Дебре утверждает, что кубинская революция принесла с собой «послание антиимпериалистического единства», которое явилось «душой» Второй Гаванской Декларации. Но это послание стало поводом разделения, «насильственного отделения доброкачественного революционного зерна от реформистского сора».
Таково следствие любой политической революции на её периферии в любую эпоху, считает он. Таково было следствие русской большевистской революции в Европе, во всем мировом рабочем движении, во II Интернационале и социал–демократии 20‑х годов.
В революционном движении есть противоречивая двойственность.
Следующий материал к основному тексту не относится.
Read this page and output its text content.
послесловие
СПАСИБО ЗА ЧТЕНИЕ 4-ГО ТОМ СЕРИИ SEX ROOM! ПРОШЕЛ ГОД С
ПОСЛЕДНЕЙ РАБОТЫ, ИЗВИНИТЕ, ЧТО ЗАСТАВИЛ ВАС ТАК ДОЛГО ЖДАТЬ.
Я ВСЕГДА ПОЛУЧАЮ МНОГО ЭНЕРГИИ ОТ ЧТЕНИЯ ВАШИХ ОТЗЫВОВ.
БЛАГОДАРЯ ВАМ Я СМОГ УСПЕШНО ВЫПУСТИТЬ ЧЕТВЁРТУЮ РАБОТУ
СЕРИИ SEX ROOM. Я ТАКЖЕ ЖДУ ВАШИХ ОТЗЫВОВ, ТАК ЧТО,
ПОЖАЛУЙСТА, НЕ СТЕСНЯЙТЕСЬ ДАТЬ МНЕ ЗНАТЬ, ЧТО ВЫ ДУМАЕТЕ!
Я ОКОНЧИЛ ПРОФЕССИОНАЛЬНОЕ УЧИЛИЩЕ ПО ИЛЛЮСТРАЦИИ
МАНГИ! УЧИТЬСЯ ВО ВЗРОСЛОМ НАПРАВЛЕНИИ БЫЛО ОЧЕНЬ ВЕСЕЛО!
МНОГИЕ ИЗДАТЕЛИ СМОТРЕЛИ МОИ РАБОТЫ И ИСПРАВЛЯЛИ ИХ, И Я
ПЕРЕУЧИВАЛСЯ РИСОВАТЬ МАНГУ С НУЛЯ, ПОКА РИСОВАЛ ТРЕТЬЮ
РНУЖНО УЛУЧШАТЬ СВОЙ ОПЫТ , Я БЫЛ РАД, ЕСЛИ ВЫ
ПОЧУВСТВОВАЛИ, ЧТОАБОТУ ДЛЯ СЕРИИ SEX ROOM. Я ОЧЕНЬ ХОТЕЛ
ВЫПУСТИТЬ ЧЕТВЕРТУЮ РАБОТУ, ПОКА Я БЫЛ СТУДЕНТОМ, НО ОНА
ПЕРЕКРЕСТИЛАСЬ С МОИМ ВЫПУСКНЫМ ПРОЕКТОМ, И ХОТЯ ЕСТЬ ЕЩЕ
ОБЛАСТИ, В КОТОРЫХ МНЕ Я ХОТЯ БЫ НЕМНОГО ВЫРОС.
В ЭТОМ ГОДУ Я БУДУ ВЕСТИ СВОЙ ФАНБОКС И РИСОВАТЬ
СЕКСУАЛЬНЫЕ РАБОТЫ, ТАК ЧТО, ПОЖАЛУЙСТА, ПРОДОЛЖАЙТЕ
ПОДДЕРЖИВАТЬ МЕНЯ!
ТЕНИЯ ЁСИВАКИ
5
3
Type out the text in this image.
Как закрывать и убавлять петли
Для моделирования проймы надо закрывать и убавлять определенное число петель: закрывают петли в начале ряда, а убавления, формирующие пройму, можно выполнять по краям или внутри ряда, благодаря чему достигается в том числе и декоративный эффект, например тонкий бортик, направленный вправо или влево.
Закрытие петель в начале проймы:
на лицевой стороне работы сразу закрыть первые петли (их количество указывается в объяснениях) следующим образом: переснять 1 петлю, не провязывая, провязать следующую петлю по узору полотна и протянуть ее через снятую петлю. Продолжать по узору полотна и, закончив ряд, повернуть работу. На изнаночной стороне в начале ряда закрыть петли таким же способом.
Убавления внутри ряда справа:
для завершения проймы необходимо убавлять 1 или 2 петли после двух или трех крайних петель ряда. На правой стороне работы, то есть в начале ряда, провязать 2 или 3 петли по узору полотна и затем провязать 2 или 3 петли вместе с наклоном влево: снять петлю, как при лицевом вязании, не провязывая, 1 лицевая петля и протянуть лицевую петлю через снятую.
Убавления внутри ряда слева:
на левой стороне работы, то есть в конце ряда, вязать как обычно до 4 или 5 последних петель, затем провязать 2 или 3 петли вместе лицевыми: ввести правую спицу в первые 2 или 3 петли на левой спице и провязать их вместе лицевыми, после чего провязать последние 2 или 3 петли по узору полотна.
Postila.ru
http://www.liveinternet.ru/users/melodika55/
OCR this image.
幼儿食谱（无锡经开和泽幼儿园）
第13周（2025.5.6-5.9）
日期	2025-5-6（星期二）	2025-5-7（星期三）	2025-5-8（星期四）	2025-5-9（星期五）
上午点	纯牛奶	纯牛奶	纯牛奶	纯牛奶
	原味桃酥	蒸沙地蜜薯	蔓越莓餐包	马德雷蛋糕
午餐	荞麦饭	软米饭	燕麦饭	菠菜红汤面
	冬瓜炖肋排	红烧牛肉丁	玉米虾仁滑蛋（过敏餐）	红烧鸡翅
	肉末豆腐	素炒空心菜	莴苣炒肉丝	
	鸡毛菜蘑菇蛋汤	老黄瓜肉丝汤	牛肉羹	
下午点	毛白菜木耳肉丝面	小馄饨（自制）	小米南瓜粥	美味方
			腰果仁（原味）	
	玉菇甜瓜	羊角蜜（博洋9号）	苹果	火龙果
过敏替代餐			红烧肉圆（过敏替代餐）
Революция консолидирует, но она же и ослабляет. Перегруппируя одних, она отталкивает других. Диалектика здесь в том, что одно является условием другого. Но, тем не менее, это — одно «двойное» движение, два его «аспекта», а не два различных движения. Таковы последствия национальной революции, выходящей за свои национальные границы.
«Отправляясь от своего эпицентра, некая сейсмическая волна, вызванная в международной сфере некоей радикальной национальной революцией, возбуждает в исторически более предрасположенных и чувствительных недавно сформировавшихся странах серию складываний и разломов, обвалов и трещин».
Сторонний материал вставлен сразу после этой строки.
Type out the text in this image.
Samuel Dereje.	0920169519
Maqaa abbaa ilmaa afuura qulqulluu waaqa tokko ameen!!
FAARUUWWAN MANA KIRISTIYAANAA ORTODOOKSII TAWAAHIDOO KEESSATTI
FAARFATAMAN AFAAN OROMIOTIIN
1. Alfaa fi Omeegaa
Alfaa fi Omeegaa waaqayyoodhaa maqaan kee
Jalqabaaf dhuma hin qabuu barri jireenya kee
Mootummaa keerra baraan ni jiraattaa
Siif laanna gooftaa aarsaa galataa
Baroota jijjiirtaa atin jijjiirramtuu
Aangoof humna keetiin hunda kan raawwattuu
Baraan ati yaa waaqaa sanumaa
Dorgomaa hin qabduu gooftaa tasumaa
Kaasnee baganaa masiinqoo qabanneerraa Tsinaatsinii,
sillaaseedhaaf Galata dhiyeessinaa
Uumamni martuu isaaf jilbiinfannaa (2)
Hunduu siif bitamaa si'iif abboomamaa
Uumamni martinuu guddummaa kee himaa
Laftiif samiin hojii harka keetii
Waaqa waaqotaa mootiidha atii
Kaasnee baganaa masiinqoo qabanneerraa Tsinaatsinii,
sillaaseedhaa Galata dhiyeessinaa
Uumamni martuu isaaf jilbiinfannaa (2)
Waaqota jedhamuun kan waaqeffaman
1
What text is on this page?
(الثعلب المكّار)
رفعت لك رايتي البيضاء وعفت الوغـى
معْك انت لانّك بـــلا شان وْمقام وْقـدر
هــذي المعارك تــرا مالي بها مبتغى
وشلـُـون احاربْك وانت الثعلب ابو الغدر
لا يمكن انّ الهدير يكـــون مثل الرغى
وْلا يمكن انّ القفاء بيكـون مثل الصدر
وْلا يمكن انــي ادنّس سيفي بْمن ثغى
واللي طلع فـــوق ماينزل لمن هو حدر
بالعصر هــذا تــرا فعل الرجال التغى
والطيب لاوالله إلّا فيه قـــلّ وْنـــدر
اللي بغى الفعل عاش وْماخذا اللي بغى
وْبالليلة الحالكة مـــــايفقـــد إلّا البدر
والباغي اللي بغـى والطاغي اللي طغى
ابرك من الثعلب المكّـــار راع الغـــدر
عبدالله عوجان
Поляризация сил, которую провоцирует вокруг себя радикальная революция, есть политическая и идеологическая поляризация, не обязательно сопровождаемая похожей или параллельной поляризацией социальных сил, особенно говоря о крестьянских массах. «Политизированные» и «идеологизированные» слои поляризуются быстрее, чем глубокие, политически более отсталые слои, намного менее чувствительные к идеологическим давлениям и к отзвукам внешних событий.
Этим Дебре объясняет, почему в Венесуэле буржуазия, ставшая на сторону революции, после кубинской революции сразу же перешла на сторону империалистической и олигархической реакции. Революция перешла к студенческой молодежи и к городской мелкой буржуазии, и в определенный критический момент захватила маргинальные слои городских окраин, но не смогла установить связи ни с крестьянством, ни с организованным рабочим классом. Таковы последствия «послекубинской диалектики». Куба заставила резко перейти латиноамериканскую классовую борьбу на высокий уровень, к которому эксплуатируемые классы и их авангарды не были готовы. «Те венесуэльцы, кто испытал на себе это, заплатили за это дорого».
Второй ошибкой Дебре считает то, что, несмотря на то, что эта «двусмысленность» классового характера революции обнаруживается лишь позже, «двусмысленность» того, что нужно понимать под «вооруженной борьбой» или «революционной войной», проявляется значительно раньше.
Обе ошибки были связаны между собой.
IV Пленум ЦК КПВ в декабре 1962 года принял решение о линии «вооруженного пути», но все руководители (и противники этого пути) остались на своих постах. Это было тревожным явлением, которое отразилось и на участниках «революционной войны». В результате «вооруженная борьба» имела три разных значения:
1) Речь шла о «конспиративной» работе внутри армии, о подготовке «прогрессивных» и «националистических» армейских офицеров к «военному перевороту». Эта тенденция называлась «путчистской».
2) Для других это была идея о необходимости социальной базы революции в городах, о создании ТБС («Тактических боевых союзов»). Эта тенденция получила название «городского террора».
3) Для меньшинства руководителей речь шла о превращении партизанских фронтов в горах в ось стратегического наращивания революционных сил. Эта тенденция называлась «партизанской» или «фокистской».